The Minneapols Star-Tribune asked some science gurus "What is the one science question that high school graduates should be able to answer?"
Here are the Top 10:
1. What percentage of the earth is covered by water?
ROBERT GAGOSIAN, WOODS HOLE OCEANOGRAPHIC INSTITUTE
2. What sorts of signals does the brain use to communicate sensations, thoughts and actions?
TORSTEN WEISEL, ROCKEFELLER INSTITUTE, NEW YORK
3. Did dinosaurs and humans ever exist at the same time?
ANDREW C. REVKIN, NEW YORK TIMES SCIENCE REPORTER
4. What is Darwin's theory of the origin of species?
JONATHAN WEINER, 1995 PULITZER PRIZE-WINNING AUTHOR
5. Why does a year consist of 365 days, and a day of 24 hours?
LESLIE SAGE, NATURE MAGAZINE
6. Why is the sky blue?
ROY GLAUBER, 2005 NOBEL PRIZE WINNER; HARVARD UNIVERSITY
7. What causes a rainbow?
KIM KASTENS, COLUMBIA UNIVERSITY
8. What is it that makes diseases caused by viruses and bacteria hard to treat?
HELLE GAWRYLEWSKI, JOHNSON & JOHNSON (AND THE AUTHOR'S MOTHER)
9. How old are the oldest fossils on earth?
PAUL NURSE, 2001 NOBEL PRIZE WINNER; ROCKEFELLER INSTITUTE
10. Why do we put salt on sidewalks when it snows?
ARTHUR KNUDSEN, BRIDGETON, N.J., SCHOOLS
Extra credit: What makes the seasons change?
Need the answers?

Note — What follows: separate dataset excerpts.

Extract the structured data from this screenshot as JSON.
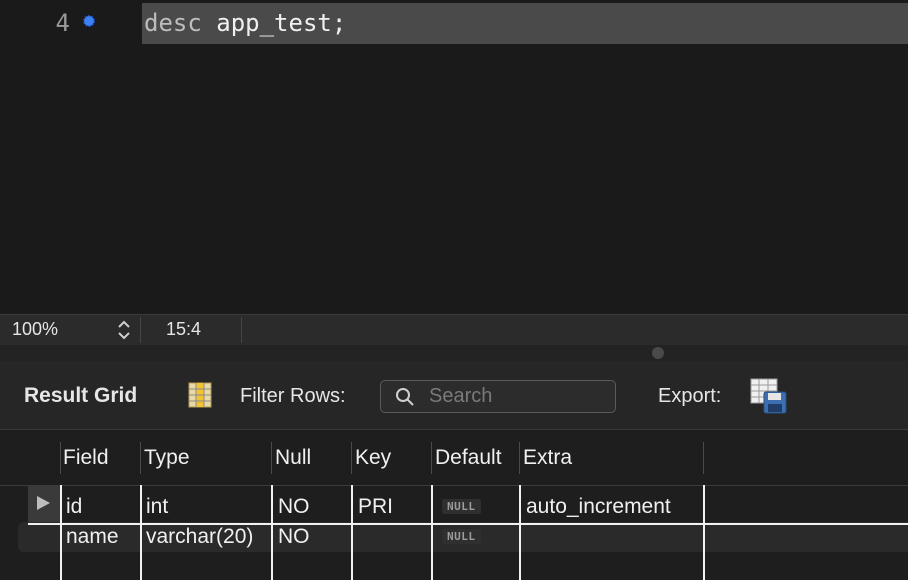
{
  "editor": {
    "line_number": "4",
    "code_keyword": "desc",
    "code_rest": " app_test;"
  },
  "status": {
    "zoom": "100%",
    "cursor_position": "15:4"
  },
  "toolbar": {
    "title": "Result Grid",
    "filter_label": "Filter Rows:",
    "search_placeholder": "Search",
    "export_label": "Export:"
  },
  "grid": {
    "columns": [
      "Field",
      "Type",
      "Null",
      "Key",
      "Default",
      "Extra"
    ],
    "rows": [
      {
        "field": "id",
        "type": "int",
        "null": "NO",
        "key": "PRI",
        "default": "NULL",
        "extra": "auto_increment"
      },
      {
        "field": "name",
        "type": "varchar(20)",
        "null": "NO",
        "key": "",
        "default": "NULL",
        "extra": ""
      }
    ]
  },
  "colors": {
    "accent": "#3b82f6",
    "editor_bg": "#1a1a1a",
    "line_highlight": "#4a4a4a"
  }
}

Read the rest of the article.
I don't know that these would have all been in my Top 10, but they aren't bad. I would have liked to have seen a question or two about the process involved with science. How do we know what we know?
Are there others you think should belong on the list?